세 개의 레버가 달린 장치와 원숭이가 있다.

장치의 첫 번째 레버를 당기면 쓴 약이, 세 번째 레버를 당기면 바나나가 나온다.

한 번 당긴 레버는 자동으로 다시 올라간다고 가정할 때, 이 장치와 원숭이를 코드로 추상화시키고, DQN을 이용해 학습시켜라.

In [2]:
import random
import numpy as np
import gym
from collections import deque
import torch
import torch.nn as nn
import torch.optim as optim

In [23]:
class LeverEnv(gym.Env): # Gym의 Env를 기반으로 환경 만듦
    def __init__(self):
        super(LeverEnv, self).__init__()
        self.action_space = gym.spaces.Box(low=0, high=1, shape=(1,), dtype=np.float32)

    def reset(self):
        return np.array([0.0], dtype=np.float32)

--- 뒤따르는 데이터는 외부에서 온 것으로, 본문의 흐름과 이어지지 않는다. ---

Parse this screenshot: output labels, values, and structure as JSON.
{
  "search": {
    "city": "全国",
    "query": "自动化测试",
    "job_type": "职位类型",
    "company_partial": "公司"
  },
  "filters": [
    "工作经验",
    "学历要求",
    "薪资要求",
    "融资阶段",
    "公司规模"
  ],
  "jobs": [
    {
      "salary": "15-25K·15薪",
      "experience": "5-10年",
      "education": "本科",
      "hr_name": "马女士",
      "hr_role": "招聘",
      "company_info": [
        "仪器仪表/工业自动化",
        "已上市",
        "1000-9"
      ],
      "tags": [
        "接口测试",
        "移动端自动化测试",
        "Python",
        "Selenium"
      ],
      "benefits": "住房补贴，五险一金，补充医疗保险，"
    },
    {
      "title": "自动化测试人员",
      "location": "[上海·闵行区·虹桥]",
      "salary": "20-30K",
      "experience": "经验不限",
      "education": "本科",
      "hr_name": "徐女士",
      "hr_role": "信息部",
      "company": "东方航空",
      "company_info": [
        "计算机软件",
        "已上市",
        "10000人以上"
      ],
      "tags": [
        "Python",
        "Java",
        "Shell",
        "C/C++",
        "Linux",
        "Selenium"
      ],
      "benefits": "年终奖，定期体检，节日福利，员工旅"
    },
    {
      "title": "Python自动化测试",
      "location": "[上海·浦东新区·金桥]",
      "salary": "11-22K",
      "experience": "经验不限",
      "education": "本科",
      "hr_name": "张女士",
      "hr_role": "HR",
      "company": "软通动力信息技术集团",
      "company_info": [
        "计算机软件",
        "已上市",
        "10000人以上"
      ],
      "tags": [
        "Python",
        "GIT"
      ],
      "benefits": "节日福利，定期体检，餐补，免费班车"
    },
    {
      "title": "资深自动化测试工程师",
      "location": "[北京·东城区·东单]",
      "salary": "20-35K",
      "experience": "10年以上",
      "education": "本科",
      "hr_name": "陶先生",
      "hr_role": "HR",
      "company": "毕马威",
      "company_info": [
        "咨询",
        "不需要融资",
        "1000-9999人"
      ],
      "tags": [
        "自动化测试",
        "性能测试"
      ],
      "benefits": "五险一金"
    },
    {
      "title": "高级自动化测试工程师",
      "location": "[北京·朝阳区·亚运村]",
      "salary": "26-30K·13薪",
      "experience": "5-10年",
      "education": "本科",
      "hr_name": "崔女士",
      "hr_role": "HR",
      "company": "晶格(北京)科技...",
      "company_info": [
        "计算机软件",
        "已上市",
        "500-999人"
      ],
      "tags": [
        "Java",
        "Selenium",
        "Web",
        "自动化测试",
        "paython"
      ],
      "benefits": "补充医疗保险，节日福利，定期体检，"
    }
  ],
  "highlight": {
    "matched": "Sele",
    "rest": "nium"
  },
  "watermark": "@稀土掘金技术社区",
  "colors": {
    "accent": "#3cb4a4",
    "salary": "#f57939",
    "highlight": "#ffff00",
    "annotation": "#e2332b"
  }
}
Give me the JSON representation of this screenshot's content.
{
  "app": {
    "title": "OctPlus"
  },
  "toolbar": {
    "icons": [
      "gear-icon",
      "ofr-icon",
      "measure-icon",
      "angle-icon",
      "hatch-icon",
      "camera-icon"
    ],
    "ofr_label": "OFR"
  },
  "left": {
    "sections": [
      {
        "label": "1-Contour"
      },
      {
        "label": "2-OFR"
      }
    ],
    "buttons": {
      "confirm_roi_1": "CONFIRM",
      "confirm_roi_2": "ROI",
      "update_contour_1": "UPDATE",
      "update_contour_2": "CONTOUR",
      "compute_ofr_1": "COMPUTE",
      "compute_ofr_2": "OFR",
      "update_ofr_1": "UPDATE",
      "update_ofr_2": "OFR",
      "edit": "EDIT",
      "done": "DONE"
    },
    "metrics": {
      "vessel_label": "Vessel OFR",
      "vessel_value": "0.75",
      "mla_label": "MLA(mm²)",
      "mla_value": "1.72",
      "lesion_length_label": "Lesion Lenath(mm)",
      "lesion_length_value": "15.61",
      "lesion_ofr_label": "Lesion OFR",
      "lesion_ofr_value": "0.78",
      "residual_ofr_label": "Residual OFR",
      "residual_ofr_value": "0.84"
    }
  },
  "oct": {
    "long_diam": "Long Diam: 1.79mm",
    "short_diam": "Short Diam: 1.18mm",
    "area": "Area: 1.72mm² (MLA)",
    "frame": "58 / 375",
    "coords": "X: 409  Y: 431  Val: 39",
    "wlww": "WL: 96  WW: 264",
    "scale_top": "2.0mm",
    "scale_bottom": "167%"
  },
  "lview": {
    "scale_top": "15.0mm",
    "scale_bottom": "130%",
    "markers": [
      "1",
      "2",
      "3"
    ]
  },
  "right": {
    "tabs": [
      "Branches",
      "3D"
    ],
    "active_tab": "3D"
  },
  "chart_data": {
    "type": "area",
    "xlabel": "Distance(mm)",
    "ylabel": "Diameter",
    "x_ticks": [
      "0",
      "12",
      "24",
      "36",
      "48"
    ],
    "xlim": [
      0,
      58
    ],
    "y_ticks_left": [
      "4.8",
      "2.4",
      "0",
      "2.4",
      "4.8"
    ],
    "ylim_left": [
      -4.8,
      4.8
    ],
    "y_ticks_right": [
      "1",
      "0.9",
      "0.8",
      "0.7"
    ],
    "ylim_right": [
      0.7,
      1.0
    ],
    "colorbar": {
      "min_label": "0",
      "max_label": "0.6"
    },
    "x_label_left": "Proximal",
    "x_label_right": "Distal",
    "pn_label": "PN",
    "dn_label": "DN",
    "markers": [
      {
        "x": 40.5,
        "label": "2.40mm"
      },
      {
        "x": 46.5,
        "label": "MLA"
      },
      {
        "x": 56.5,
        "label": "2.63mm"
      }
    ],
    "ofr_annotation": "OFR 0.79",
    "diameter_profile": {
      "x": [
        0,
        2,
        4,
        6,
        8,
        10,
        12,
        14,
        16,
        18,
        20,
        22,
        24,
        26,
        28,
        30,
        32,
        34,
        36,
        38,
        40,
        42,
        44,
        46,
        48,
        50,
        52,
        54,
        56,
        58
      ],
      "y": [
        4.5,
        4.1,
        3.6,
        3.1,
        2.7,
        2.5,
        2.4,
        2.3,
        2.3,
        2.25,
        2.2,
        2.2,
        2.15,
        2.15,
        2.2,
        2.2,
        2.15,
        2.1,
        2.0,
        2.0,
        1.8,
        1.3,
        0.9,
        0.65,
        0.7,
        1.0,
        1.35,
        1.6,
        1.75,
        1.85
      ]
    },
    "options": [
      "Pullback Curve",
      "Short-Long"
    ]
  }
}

    def step(self, action):
        if action == 0:
            reward = -100
        elif action == 1:
            reward = 10
        else:
            reward = 100
        done = True
        return np.array([0.0], dtype=np.float32), reward, done, {} # [0.0] : dummy state (원숭이가 행동을 결정할 때 어떤 상태 정보도 필요하지 않기 때문)

In [7]:
class QNetwork(nn.Module):
    def __init__(self):
        super(QNetwork, self).__init__()
        self.fc = nn.Sequential(
            nn.Linear(1, 32),
            nn.ReLU(),
            nn.Linear(32, 3) # 액션 수 만큼 출력
        )

    def forward(self, x):
        return self.fc(x)


In [21]:
class ReplayBuffer:
    def __init__(self, maxlen=1000):
        self.buffer = deque(maxlen=maxlen)

    def push(self, state, action, reward, next_state, done):
        # 경험 하나를 버퍼에 저장
        self.buffer.append((state, int(action), reward, next_state, done))

    def sample(self, batch_size):
        # 랜덤 샘플링
        batch = random.sample(self.buffer, batch_size)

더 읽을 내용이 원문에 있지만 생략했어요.